Five Thoroughbreds were classified into 4 groups according to the administration method used for saline solution (saline), ambroxol, and Cephalothin sodium (cephalothin). In group A, cephalothin was injected intravenously after oral administration of ambroxol. In group B, cephalothin was injected intravenously after oral administration of saline. Groups C and D were used as control groups. The dose of cephalothin or ambroxol was clinically administrated. Venous blood and bronchoalveolar lavage fluid (BALF) were sampled from each group. In groups A and B, cephalothin concentrations in plasma reached their maximum level 5 min after cephalothin administration and then declined over time. In plasma obtained from groups A and B, there were no significant differences in pharmacokinetic parameters (T1/2, Kel, Vd). By contrast, cephalothin concentrations in BALF reached their peak at 180 min after cephalothin administration in both groups A and B and maintained a relatively high level even after 300 min. These findings indicate that cephalothin requires a relatively long period of time to move from the blood stream to the alveolar cavity, but once transferred to the alveolar cavity, it is preserved for a long time. In groups A and B, cephalothin concentrations in BALF were approximately at the same level. However, in group A, total protein in BALF was lower at 60, 180, and 300 min than the other groups. Then, cephalothin concentration was adjusted to total protein in BALF. After adjustment to total protein in BALF, group A showed a concentration level of cephalothin approximately 1.5-fold higher than that of group B. This suggests that the transferability of cephalothin to the alveolar cavity improves as a result of the oral administration of ambroxol.
Nephrotoxicity associated with cephalothin administration
Arch Intern Med 1975 Jun;135(6):797-801.PMID:1130924doi
Variable degrees of acute renal failure developed in three patients receiving therapy with Cephalothin sodium. The course and findings were consistent with acute tubular necrosis of the oliguric and nonoliguric types. One patient had protracted oliguria, a second experienced transient oliguria, and one had normal urine output. All had urinary sediment changes consistent with tubular necrosis, and the two oliguric patients had elevated urine sodium concentrations. No other causes for renal failure could be detected, and all recovered after discontinuation of cephalothin therapy, although peritoneal dialysis was required in one patient. These observations indicate that cephalothin is capable of inducing renal damage in man.

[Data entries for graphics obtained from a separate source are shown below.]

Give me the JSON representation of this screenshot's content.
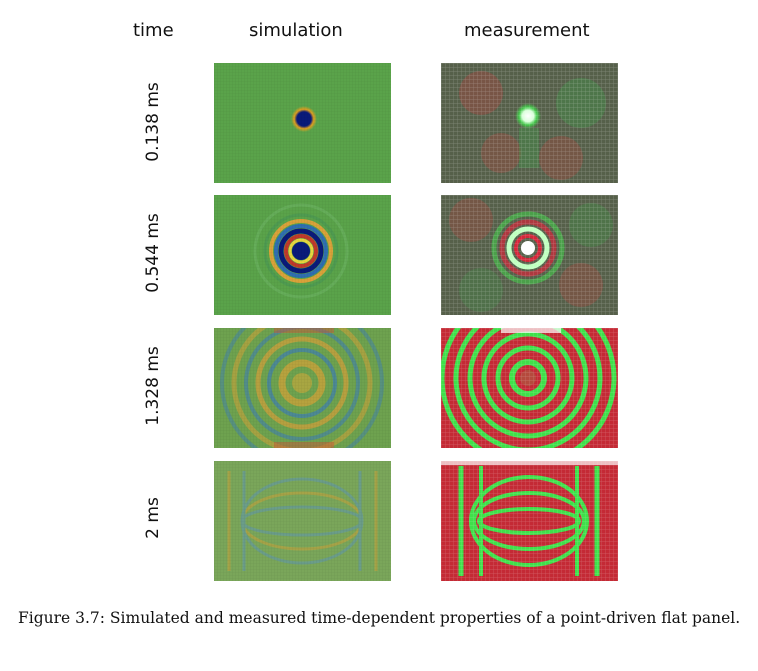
{
  "columns": {
    "time": "time",
    "simulation": "simulation",
    "measurement": "measurement"
  },
  "rows": [
    {
      "time": "0.138 ms",
      "stage": 1
    },
    {
      "time": "0.544 ms",
      "stage": 2
    },
    {
      "time": "1.328 ms",
      "stage": 3
    },
    {
      "time": "2 ms",
      "stage": 4
    }
  ],
  "caption": "Figure 3.7: Simulated and measured time-dependent properties of a point-driven flat panel.",
  "colors": {
    "sim_background": "#5aa34a",
    "sim_positive": "#c0392b",
    "sim_negative": "#0a1a7a",
    "meas_background": "#4f5a45",
    "meas_red": "#d4283a",
    "meas_green": "#3fe04a"
  }
}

Nephrotoxicity of combined cephalothin-gentamicin regimen
Arch Intern Med 1975 Jun;135(6):850-2.PMID:1130930doi
Two patients developed acute tubular necrosis, characterized clinically by acute oliguric renal failure, while they were receiving a combination of Cephalothin sodium and gentamicin sulfate therapy. Patients who are given this drug regimen should be observed very carefully for early signs of nephrotoxicity. High doses of this antibiotic combination should be avoided especially in elderly patients. Patients with renal insufficiency should not be given this regimen.